Jesus cited 3 ways in which 6th Commandment, You shall not murder, can be violated: (1) anger that can turn into malice that condemns people and even takes someone’s life, vv. 21-22, (2) hypocrisy resulting from harboring anger or hatred toward another person while expressing love for God in worship, vv. 23-24, and (3) pride that causes anger, resentment, and stubbornness that thwarts the principle of being a peace-maker, vv. 25-26. It should be clear that violating the 6th Commandment is all about the motive of anger.
Jesus reminded His followers of their obligation to the moral Law of God. You shall love the Lord your God with all your heart and with all your soul and with all your mind. This is the great and first commandment. And a second is like it: You shall love your neighbor as yourself. On these two commandments depend all the Law and the Prophets (Matthew 22:37-40). You cannot have one without the other.
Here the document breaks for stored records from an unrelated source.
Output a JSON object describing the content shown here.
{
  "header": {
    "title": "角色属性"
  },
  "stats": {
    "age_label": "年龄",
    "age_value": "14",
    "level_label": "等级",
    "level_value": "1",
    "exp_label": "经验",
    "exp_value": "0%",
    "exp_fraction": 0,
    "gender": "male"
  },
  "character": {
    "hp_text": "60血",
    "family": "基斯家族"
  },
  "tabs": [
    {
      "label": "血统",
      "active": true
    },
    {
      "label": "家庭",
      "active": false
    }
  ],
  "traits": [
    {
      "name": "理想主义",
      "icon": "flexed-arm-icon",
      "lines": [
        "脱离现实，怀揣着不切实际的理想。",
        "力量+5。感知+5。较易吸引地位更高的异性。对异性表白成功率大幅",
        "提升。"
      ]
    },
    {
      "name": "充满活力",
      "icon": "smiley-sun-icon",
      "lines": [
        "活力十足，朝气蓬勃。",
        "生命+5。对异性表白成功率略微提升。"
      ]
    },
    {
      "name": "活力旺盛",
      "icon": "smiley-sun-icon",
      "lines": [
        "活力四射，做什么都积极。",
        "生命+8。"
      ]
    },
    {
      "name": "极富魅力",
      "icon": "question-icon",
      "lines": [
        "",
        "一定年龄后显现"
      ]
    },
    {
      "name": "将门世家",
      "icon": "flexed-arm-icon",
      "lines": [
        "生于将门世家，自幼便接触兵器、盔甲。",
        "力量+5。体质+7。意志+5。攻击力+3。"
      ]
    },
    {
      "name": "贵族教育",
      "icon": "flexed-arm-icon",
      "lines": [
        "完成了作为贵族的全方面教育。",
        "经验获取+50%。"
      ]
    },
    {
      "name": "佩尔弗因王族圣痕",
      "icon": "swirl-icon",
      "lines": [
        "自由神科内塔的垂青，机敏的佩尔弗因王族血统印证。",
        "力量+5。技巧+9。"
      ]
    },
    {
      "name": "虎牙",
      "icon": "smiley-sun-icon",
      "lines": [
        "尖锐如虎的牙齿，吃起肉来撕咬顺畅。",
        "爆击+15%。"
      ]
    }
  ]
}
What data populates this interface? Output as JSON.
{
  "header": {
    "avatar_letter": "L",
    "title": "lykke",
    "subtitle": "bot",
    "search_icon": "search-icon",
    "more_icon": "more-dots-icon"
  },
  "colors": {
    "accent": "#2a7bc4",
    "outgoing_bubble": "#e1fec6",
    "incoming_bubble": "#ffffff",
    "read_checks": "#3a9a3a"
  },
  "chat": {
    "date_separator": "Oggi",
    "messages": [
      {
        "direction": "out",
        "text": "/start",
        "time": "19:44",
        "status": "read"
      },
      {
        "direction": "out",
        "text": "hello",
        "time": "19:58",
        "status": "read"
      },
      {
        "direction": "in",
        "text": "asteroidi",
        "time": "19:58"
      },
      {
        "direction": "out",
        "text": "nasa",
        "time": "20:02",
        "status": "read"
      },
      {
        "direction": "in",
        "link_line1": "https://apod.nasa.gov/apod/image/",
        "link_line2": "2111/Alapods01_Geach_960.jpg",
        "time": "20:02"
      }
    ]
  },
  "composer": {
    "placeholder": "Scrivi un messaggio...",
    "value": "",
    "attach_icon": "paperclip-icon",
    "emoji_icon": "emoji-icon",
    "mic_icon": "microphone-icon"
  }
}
In this 3rd example of violating the 6th Commandment, Jesus demonstrated how anger can cause a person to ‘shoot himself in the foot’ by becoming so prideful that he suffers from his own resentment and stubbornness. “Make up with your enemy before he takes you to court. Compromise is better than prison where no principle is involved, but only personal interest” (A.T. Robertson).
To be so prideful that you become hostile, belligerent, resentful, and/or stubborn toward others to the point you refuse to be a peace-maker is certainly not the characteristic of a true follower of Jesus Christ. To be so combative and/or contentious to the extent you would take a person to court and sue him/her is a violation of the 6th Commandment.
Owe no one anything, except to love each other, for the one who loves another has fulfilled the law. For the commandments, “You shall not commit adultery, You shall not murder, You shall not steal, You shall not covet,” and any other commandment, are summed up in this word: “You shall love your neighbor as yourself.” Love does no wrong to a neighbor; therefore love is the fulfilling of the law (Romans 13:8-10).
“Father, open my eyes to see the depth of Your moral law and the many ways it applies to my daily life. I truly want to love You with all my heart, soul, mind, and strength, and I do want to love my neighbor as You have said, but it can be so difficult in the face of such moral corruption, hatred and violence. You have called me to be a peace-maker, to love my enemy, to pray for those who stand against me. Help me to do these things, and at the same time show the love of Jesus to those who don’t even know Him. Amen.”